Les besoins agricoles ignorés

Depuis plusieurs années, le Poitou-Charentes est le théâtre de vivres tensions autour de la gestion de l’eau. La récente décision de Mme Brocas s’inscrit dans ce climat conflictuel, ravivé par une manifestation des irrigants de la Vienne, qui avaient bloqué les accès routiers du parc du Futuroscope, le 24 octobre, pour protester contre les futures répartitions de la consommation d’eau dans le département.

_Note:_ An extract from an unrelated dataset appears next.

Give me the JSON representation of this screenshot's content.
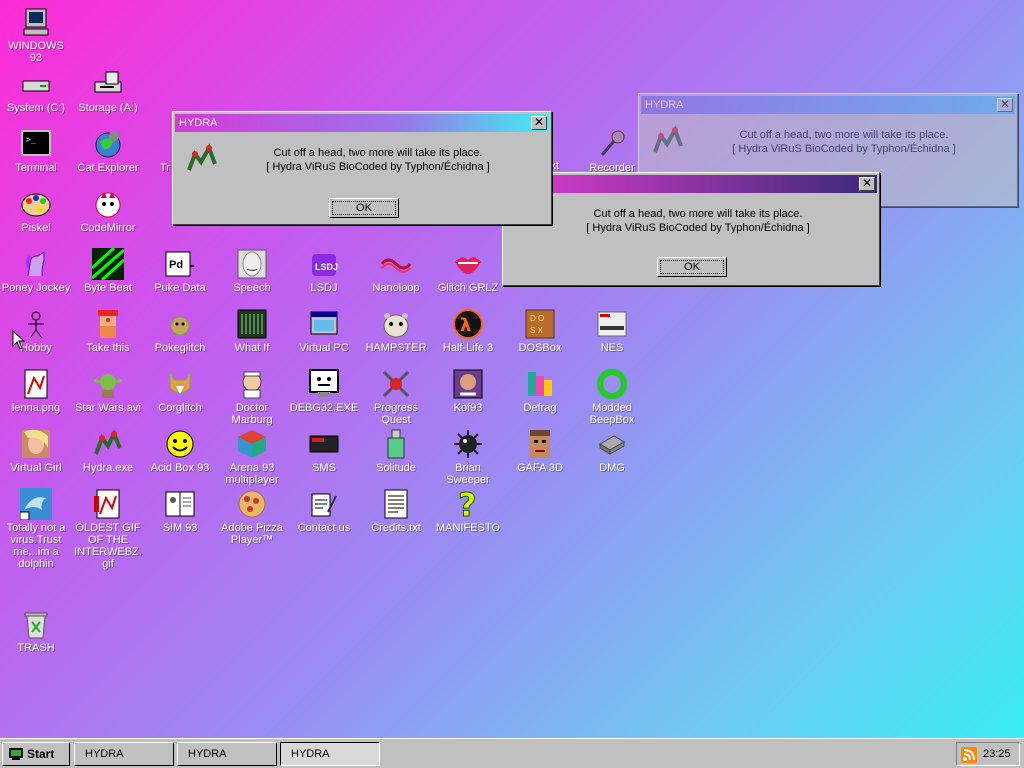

Répondant à l’appel commun de la Coordination rurale (CR) de la FNSEA et des Jeunes agriculteurs (JA), les manifestants dénonçaient un manque de prise en considération des besoins de la profession dans le rapport HMUC du bassin du Clain. Maintes fois reporté depuis 2023, le document définit notamment la répartition des volumes prélevables par catégorie d’usages (eau potable, industrie, agriculture), et doit être soumis début novembre au vote de la Commission locale de l’eau, qui réunit État, collectivités et représentants des usagers.

Dans sa version provisoire publiée sur le site de la préfecture de la Vienne, le rapport préconise notamment une réduction moyenne d’environ un tiers des volumes d’eau dédiés à l’irrigation agricole, dans un territoire qui « connaît un déséquilibre chronique », depuis trois décennies, entre besoins en eau et ressources disponibles.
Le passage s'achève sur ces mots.